This is a photograph I took last week of Coleton Fishacre in Devon. Now a National Trust property, it was built for the D’Oyly Carte family, and would be well within the Mansion Tax category.
I was encouraged to see Eric Pickles’ robust rejection of the Lib Dems’ Mansion Tax in Saturday’s Telegraph, but rather surprised to see our own Tim Montgomerie, usually the soundest Conservative around, appearing to support the idea of such a tax. Certainly the idea is current in the blogosphere: Bagehot of the Economist takes a long, cool look at it, but at the end of the day comes down against.
Where would the money go?

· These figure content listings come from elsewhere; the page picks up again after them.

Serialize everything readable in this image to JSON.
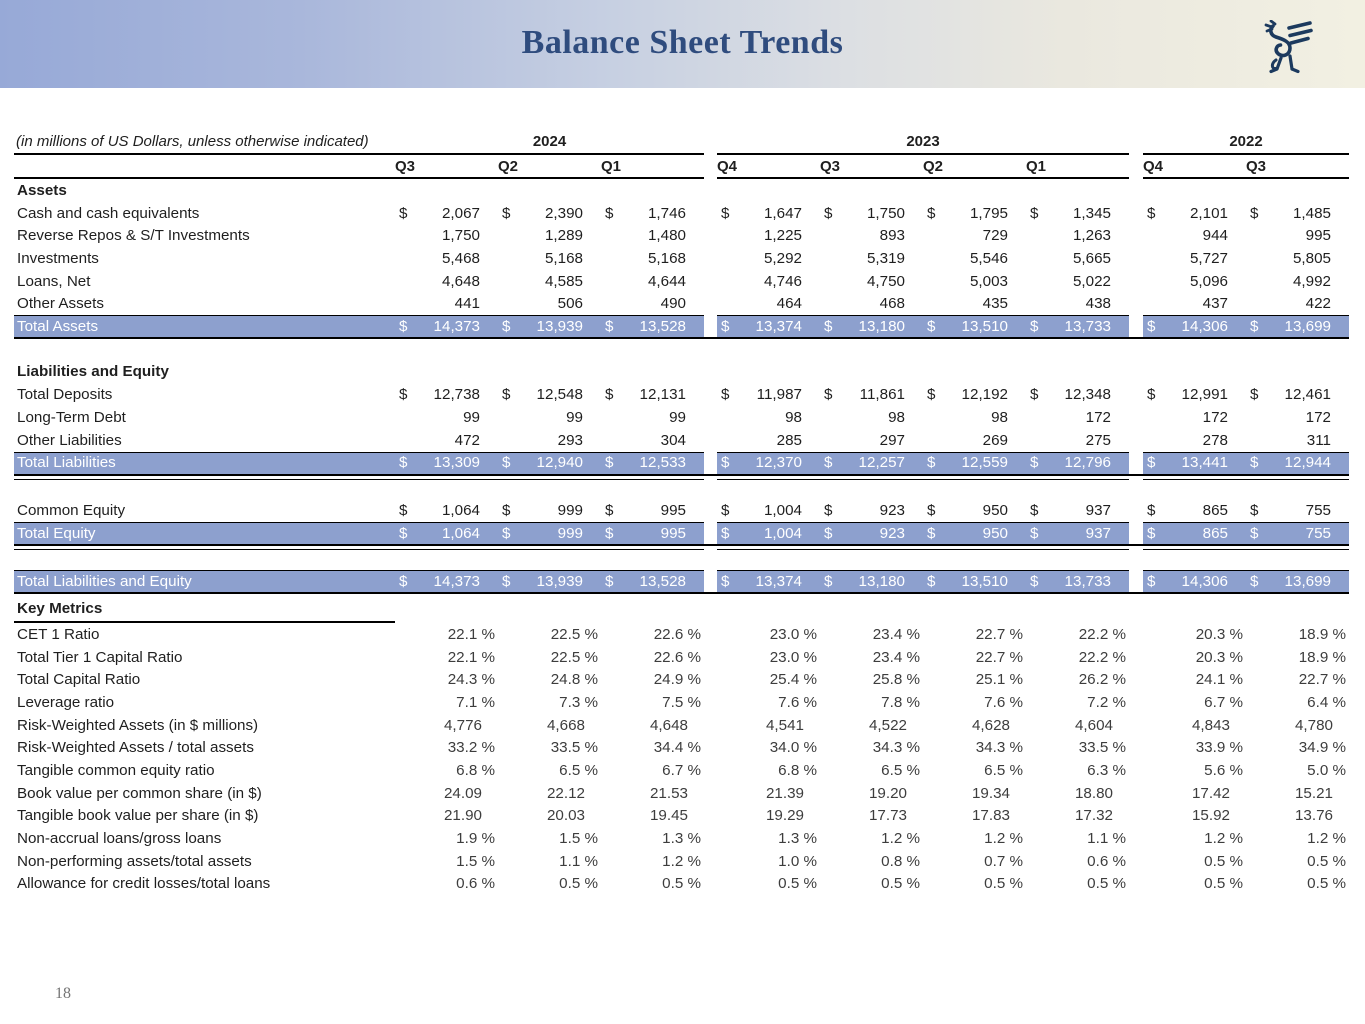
{
  "header": {
    "title": "Balance Sheet Trends",
    "logo_icon": "griffin-logo"
  },
  "footer": {
    "page_number": "18"
  },
  "colors": {
    "highlight_row": "#8da0ce",
    "title_navy": "#2f4c7e",
    "logo_navy": "#1c3a5e",
    "band_left": "#97a9d7",
    "band_right": "#f2f0e2"
  },
  "table": {
    "note": "(in millions of US Dollars, unless otherwise indicated)",
    "year_groups": [
      {
        "label": "2024",
        "quarters": [
          "Q3",
          "Q2",
          "Q1"
        ]
      },
      {
        "label": "2023",
        "quarters": [
          "Q4",
          "Q3",
          "Q2",
          "Q1"
        ]
      },
      {
        "label": "2022",
        "quarters": [
          "Q4",
          "Q3"
        ]
      }
    ],
    "rows": [
      {
        "type": "section",
        "label": "Assets"
      },
      {
        "type": "data",
        "label": "Cash and cash equivalents",
        "dollar": true,
        "values": [
          "2,067",
          "2,390",
          "1,746",
          "1,647",
          "1,750",
          "1,795",
          "1,345",
          "2,101",
          "1,485"
        ]
      },
      {
        "type": "data",
        "label": "Reverse Repos & S/T Investments",
        "values": [
          "1,750",
          "1,289",
          "1,480",
          "1,225",
          "893",
          "729",
          "1,263",
          "944",
          "995"
        ]
      },
      {
        "type": "data",
        "label": "Investments",
        "values": [
          "5,468",
          "5,168",
          "5,168",
          "5,292",
          "5,319",
          "5,546",
          "5,665",
          "5,727",
          "5,805"
        ]
      },
      {
        "type": "data",
        "label": "Loans, Net",
        "values": [
          "4,648",
          "4,585",
          "4,644",
          "4,746",
          "4,750",
          "5,003",
          "5,022",
          "5,096",
          "4,992"
        ]
      },
      {
        "type": "data",
        "label": "Other Assets",
        "values": [
          "441",
          "506",
          "490",
          "464",
          "468",
          "435",
          "438",
          "437",
          "422"
        ]
      },
      {
        "type": "total",
        "label": "Total Assets",
        "dollar": true,
        "underline": "single",
        "values": [
          "14,373",
          "13,939",
          "13,528",
          "13,374",
          "13,180",
          "13,510",
          "13,733",
          "14,306",
          "13,699"
        ]
      },
      {
        "type": "spacer21"
      },
      {
        "type": "section",
        "label": "Liabilities and Equity"
      },
      {
        "type": "data",
        "label": "Total Deposits",
        "dollar": true,
        "values": [
          "12,738",
          "12,548",
          "12,131",
          "11,987",
          "11,861",
          "12,192",
          "12,348",
          "12,991",
          "12,461"
        ]
      },
      {
        "type": "data",
        "label": "Long-Term Debt",
        "values": [
          "99",
          "99",
          "99",
          "98",
          "98",
          "98",
          "172",
          "172",
          "172"
        ]
      },
      {
        "type": "data",
        "label": "Other Liabilities",
        "values": [
          "472",
          "293",
          "304",
          "285",
          "297",
          "269",
          "275",
          "278",
          "311"
        ]
      },
      {
        "type": "total",
        "label": "Total Liabilities",
        "dollar": true,
        "underline": "double",
        "values": [
          "13,309",
          "12,940",
          "12,533",
          "12,370",
          "12,257",
          "12,559",
          "12,796",
          "13,441",
          "12,944"
        ]
      },
      {
        "type": "spacer20"
      },
      {
        "type": "data",
        "label": "Common Equity",
        "dollar": true,
        "values": [
          "1,064",
          "999",
          "995",
          "1,004",
          "923",
          "950",
          "937",
          "865",
          "755"
        ]
      },
      {
        "type": "total",
        "label": "Total Equity",
        "dollar": true,
        "underline": "double",
        "values": [
          "1,064",
          "999",
          "995",
          "1,004",
          "923",
          "950",
          "937",
          "865",
          "755"
        ]
      },
      {
        "type": "spacer20"
      },
      {
        "type": "total",
        "label": "Total Liabilities and Equity",
        "dollar": true,
        "underline": "single",
        "values": [
          "14,373",
          "13,939",
          "13,528",
          "13,374",
          "13,180",
          "13,510",
          "13,733",
          "14,306",
          "13,699"
        ]
      },
      {
        "type": "section_km",
        "label": "Key Metrics"
      },
      {
        "type": "metric",
        "label": "CET 1 Ratio",
        "values": [
          "22.1 %",
          "22.5 %",
          "22.6 %",
          "23.0 %",
          "23.4 %",
          "22.7 %",
          "22.2 %",
          "20.3 %",
          "18.9 %"
        ]
      },
      {
        "type": "metric",
        "label": "Total Tier 1 Capital Ratio",
        "values": [
          "22.1 %",
          "22.5 %",
          "22.6 %",
          "23.0 %",
          "23.4 %",
          "22.7 %",
          "22.2 %",
          "20.3 %",
          "18.9 %"
        ]
      },
      {
        "type": "metric",
        "label": "Total Capital Ratio",
        "values": [
          "24.3 %",
          "24.8 %",
          "24.9 %",
          "25.4 %",
          "25.8 %",
          "25.1 %",
          "26.2 %",
          "24.1 %",
          "22.7 %"
        ]
      },
      {
        "type": "metric",
        "label": "Leverage ratio",
        "values": [
          "7.1 %",
          "7.3 %",
          "7.5 %",
          "7.6 %",
          "7.8 %",
          "7.6 %",
          "7.2 %",
          "6.7 %",
          "6.4 %"
        ]
      },
      {
        "type": "metric",
        "label": "Risk-Weighted Assets (in $ millions)",
        "values": [
          "4,776",
          "4,668",
          "4,648",
          "4,541",
          "4,522",
          "4,628",
          "4,604",
          "4,843",
          "4,780"
        ]
      },
      {
        "type": "metric",
        "label": "Risk-Weighted Assets / total assets",
        "values": [
          "33.2 %",
          "33.5 %",
          "34.4 %",
          "34.0 %",
          "34.3 %",
          "34.3 %",
          "33.5 %",
          "33.9 %",
          "34.9 %"
        ]
      },
      {
        "type": "metric",
        "label": "Tangible common equity ratio",
        "values": [
          "6.8 %",
          "6.5 %",
          "6.7 %",
          "6.8 %",
          "6.5 %",
          "6.5 %",
          "6.3 %",
          "5.6 %",
          "5.0 %"
        ]
      },
      {
        "type": "metric",
        "label": "Book value per common share (in $)",
        "values": [
          "24.09",
          "22.12",
          "21.53",
          "21.39",
          "19.20",
          "19.34",
          "18.80",
          "17.42",
          "15.21"
        ]
      },
      {
        "type": "metric",
        "label": "Tangible book value per share (in $)",
        "values": [
          "21.90",
          "20.03",
          "19.45",
          "19.29",
          "17.73",
          "17.83",
          "17.32",
          "15.92",
          "13.76"
        ]
      },
      {
        "type": "metric",
        "label": "Non-accrual loans/gross loans",
        "values": [
          "1.9 %",
          "1.5 %",
          "1.3 %",
          "1.3 %",
          "1.2 %",
          "1.2 %",
          "1.1 %",
          "1.2 %",
          "1.2 %"
        ]
      },
      {
        "type": "metric",
        "label": "Non-performing assets/total assets",
        "values": [
          "1.5 %",
          "1.1 %",
          "1.2 %",
          "1.0 %",
          "0.8 %",
          "0.7 %",
          "0.6 %",
          "0.5 %",
          "0.5 %"
        ]
      },
      {
        "type": "metric",
        "label": "Allowance for credit losses/total loans",
        "values": [
          "0.6 %",
          "0.5 %",
          "0.5 %",
          "0.5 %",
          "0.5 %",
          "0.5 %",
          "0.5 %",
          "0.5 %",
          "0.5 %"
        ]
      }
    ]
  }
}
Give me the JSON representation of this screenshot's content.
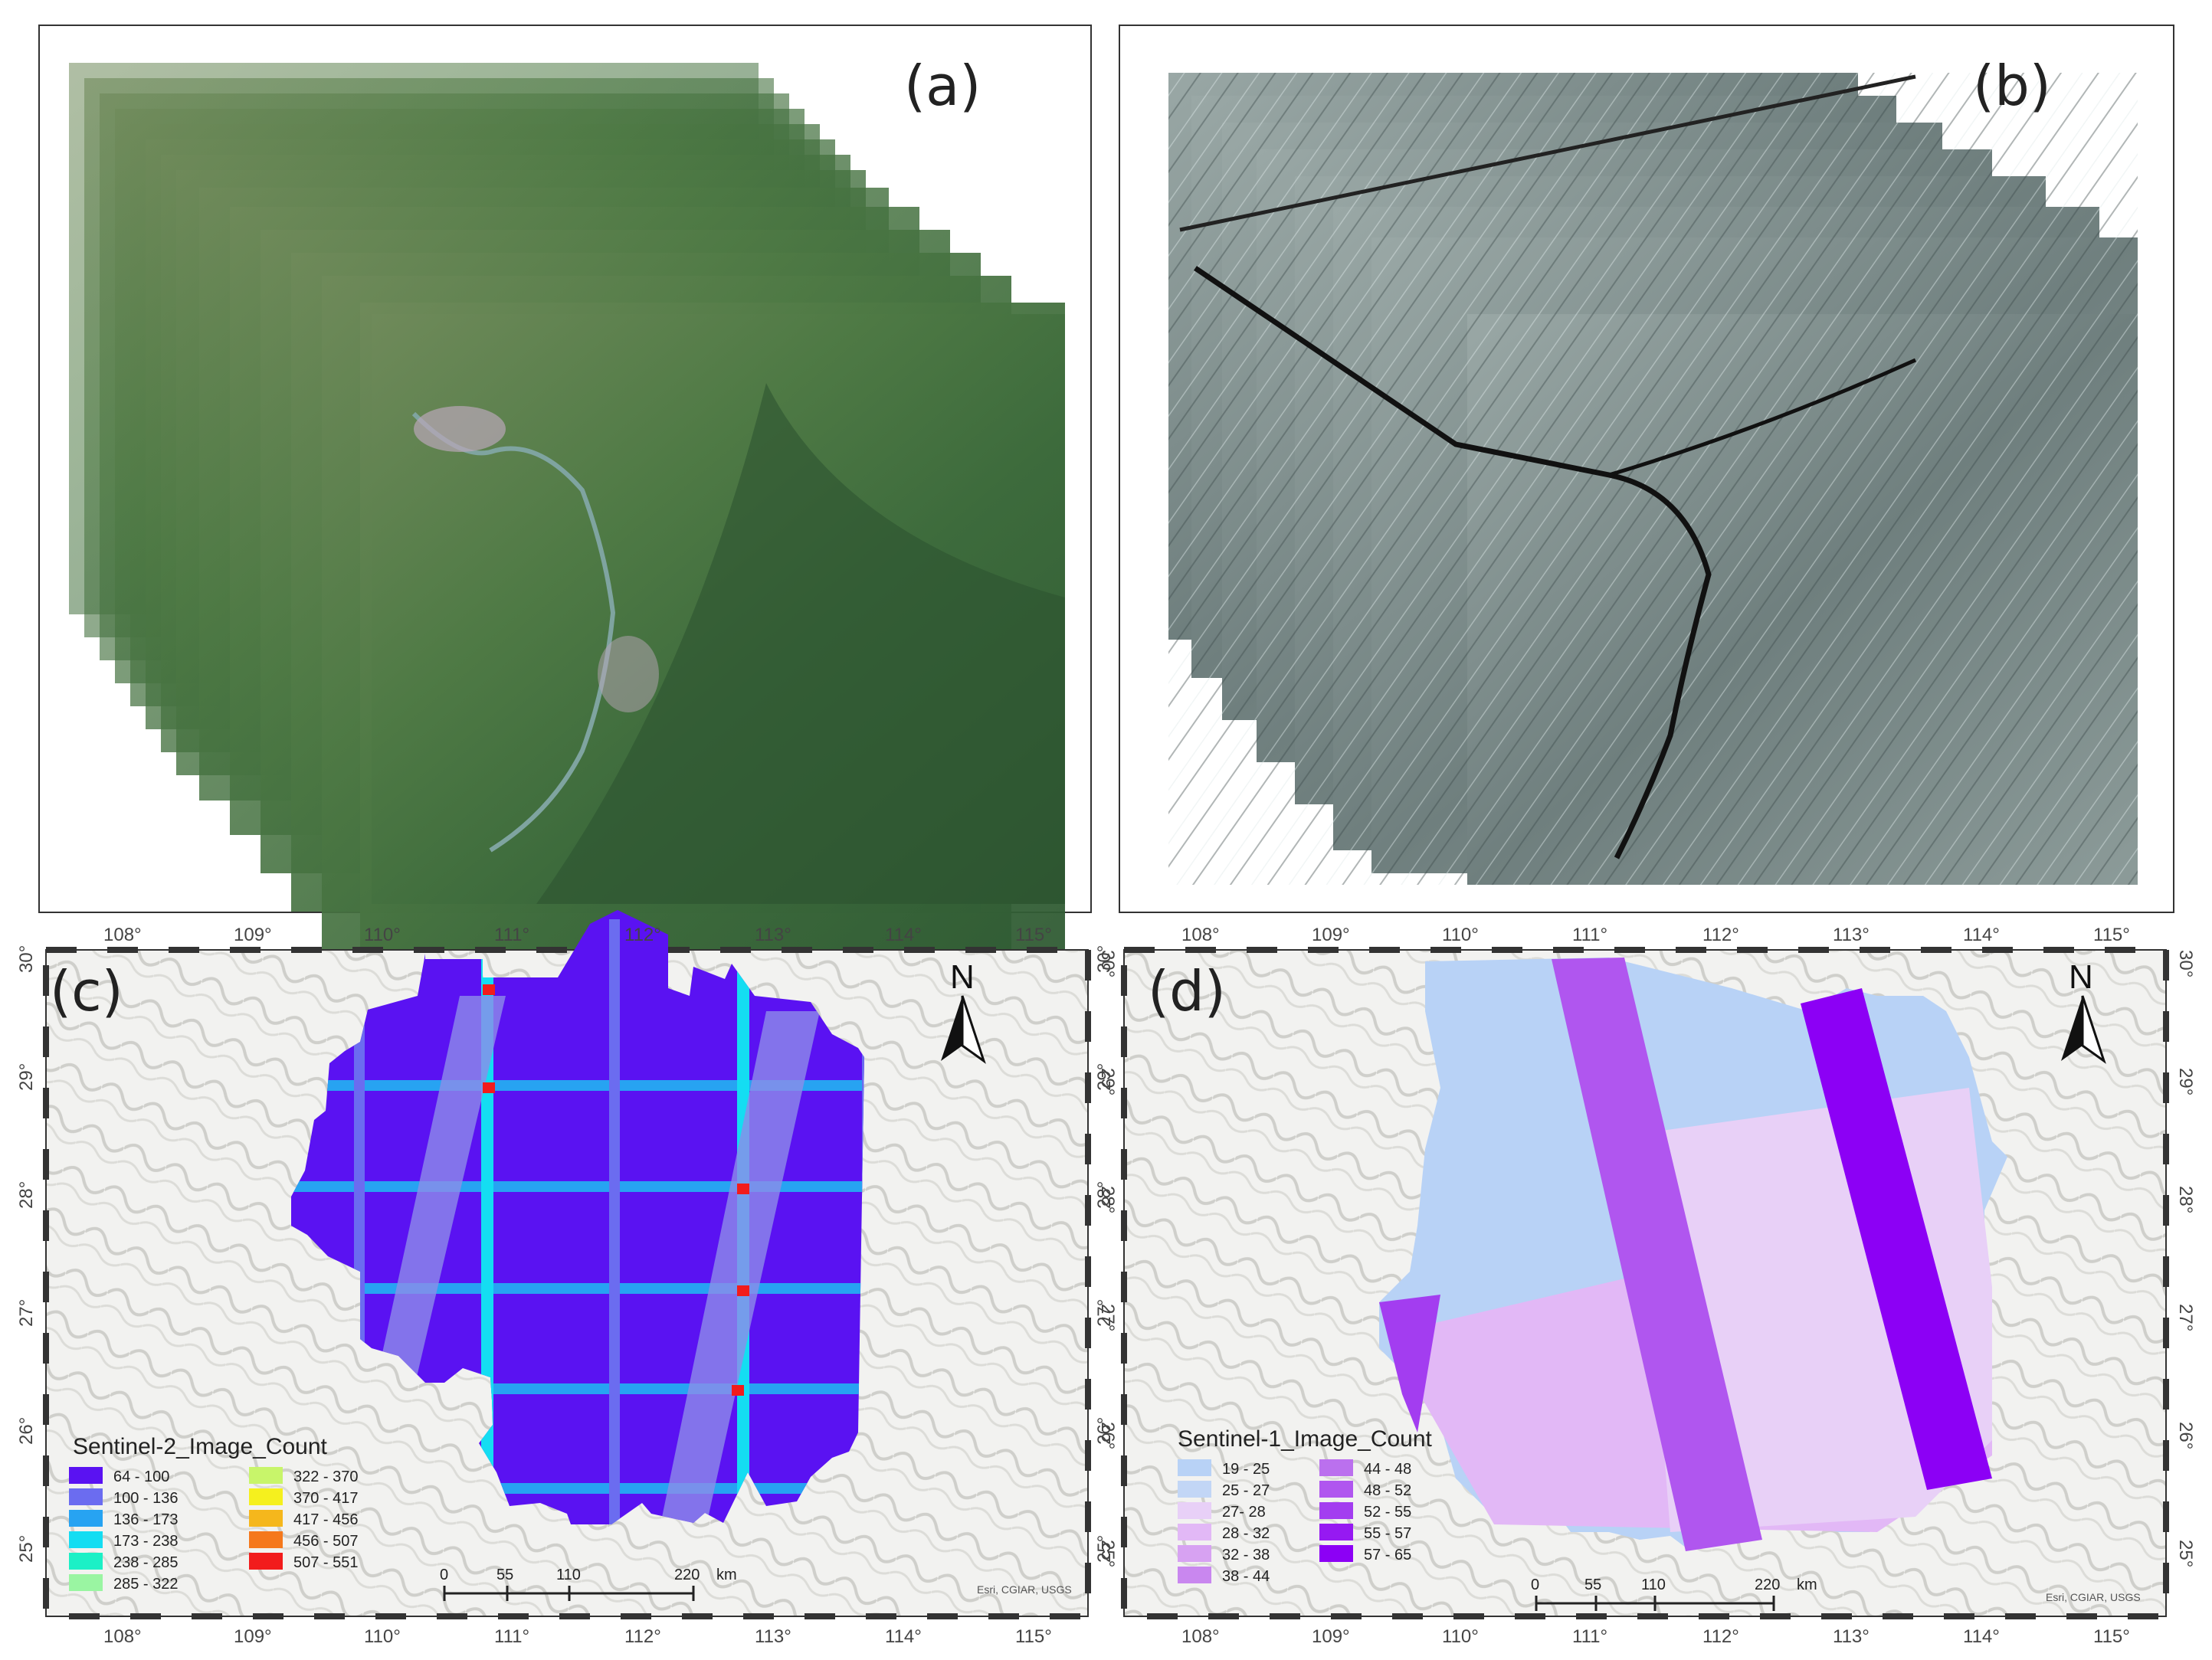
{
  "panels": {
    "a": {
      "label": "(a)"
    },
    "b": {
      "label": "(b)"
    },
    "c": {
      "label": "(c)",
      "legend_title": "Sentinel-2_Image_Count",
      "legend": [
        {
          "range": "64 - 100",
          "color": "#5a12f2"
        },
        {
          "range": "100 - 136",
          "color": "#6b6cf0"
        },
        {
          "range": "136 - 173",
          "color": "#27a3f2"
        },
        {
          "range": "173 - 238",
          "color": "#14ddf2"
        },
        {
          "range": "238 - 285",
          "color": "#1cf0c6"
        },
        {
          "range": "285 - 322",
          "color": "#9af5a2"
        },
        {
          "range": "322 - 370",
          "color": "#c8f56a"
        },
        {
          "range": "370 - 417",
          "color": "#f5f01e"
        },
        {
          "range": "417 - 456",
          "color": "#f5b71c"
        },
        {
          "range": "456 - 507",
          "color": "#f5781c"
        },
        {
          "range": "507 - 551",
          "color": "#f21c1c"
        }
      ],
      "north": "N",
      "scale_labels": [
        "0",
        "55",
        "110",
        "220"
      ],
      "scale_unit": "km",
      "credit": "Esri, CGIAR, USGS"
    },
    "d": {
      "label": "(d)",
      "legend_title": "Sentinel-1_Image_Count",
      "legend": [
        {
          "range": "19 - 25",
          "color": "#b8d2f6"
        },
        {
          "range": "25 - 27",
          "color": "#c2d6f6"
        },
        {
          "range": "27- 28",
          "color": "#e8d0f7"
        },
        {
          "range": "28 - 32",
          "color": "#e2b8f6"
        },
        {
          "range": "32 - 38",
          "color": "#d7a2f2"
        },
        {
          "range": "38 - 44",
          "color": "#c987ef"
        },
        {
          "range": "44 - 48",
          "color": "#bb70ee"
        },
        {
          "range": "48 - 52",
          "color": "#b056ef"
        },
        {
          "range": "52 - 55",
          "color": "#a33df0"
        },
        {
          "range": "55 - 57",
          "color": "#9619f2"
        },
        {
          "range": "57 - 65",
          "color": "#8c00f5"
        }
      ],
      "north": "N",
      "scale_labels": [
        "0",
        "55",
        "110",
        "220"
      ],
      "scale_unit": "km",
      "credit": "Esri, CGIAR, USGS"
    }
  },
  "lon_ticks": [
    "108°",
    "109°",
    "110°",
    "111°",
    "112°",
    "113°",
    "114°",
    "115°"
  ],
  "lat_ticks": [
    "30°",
    "29°",
    "28°",
    "27°",
    "26°",
    "25°"
  ]
}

Tim makes the point, quite rightly, that family breakdown is hugely expensive, and therefore that interventions that reduce the level of family breakdown are good value. But I hope and suspect that Tim does not have in mind armies of social workers intruding on “problem families” with intensive programmes, but rather the creation of family-friendly fiscal policies to remove the disincentives to marriage (and dare one even say to promote marriage?), plus a robust defence of the traditional family, and an end to the mealy-mouthed circumlocutions that welcome “all kinds of families” (which is usually leftist-speak for domestic arrangements that are scarcely families at all).
With all the usual caveats about the fine job done by some single parents, who deserve our respect, it remains a fact that the traditional family is the best environment for raising children, and I commend those few politicians, like Iain Duncan Smith, who are prepared to say so.
Tim suggests that we could fund extra support for families in part by reducing unnecessary benefits for better-off families, and he is right. George Osborne agrees, which is why the Coalition has removed child benefit from higher earners. Tim points to benefits like the free TV licence and the winter fuel allowance, and it is difficult to see why families paying higher-rate tax should enjoy these hand-outs.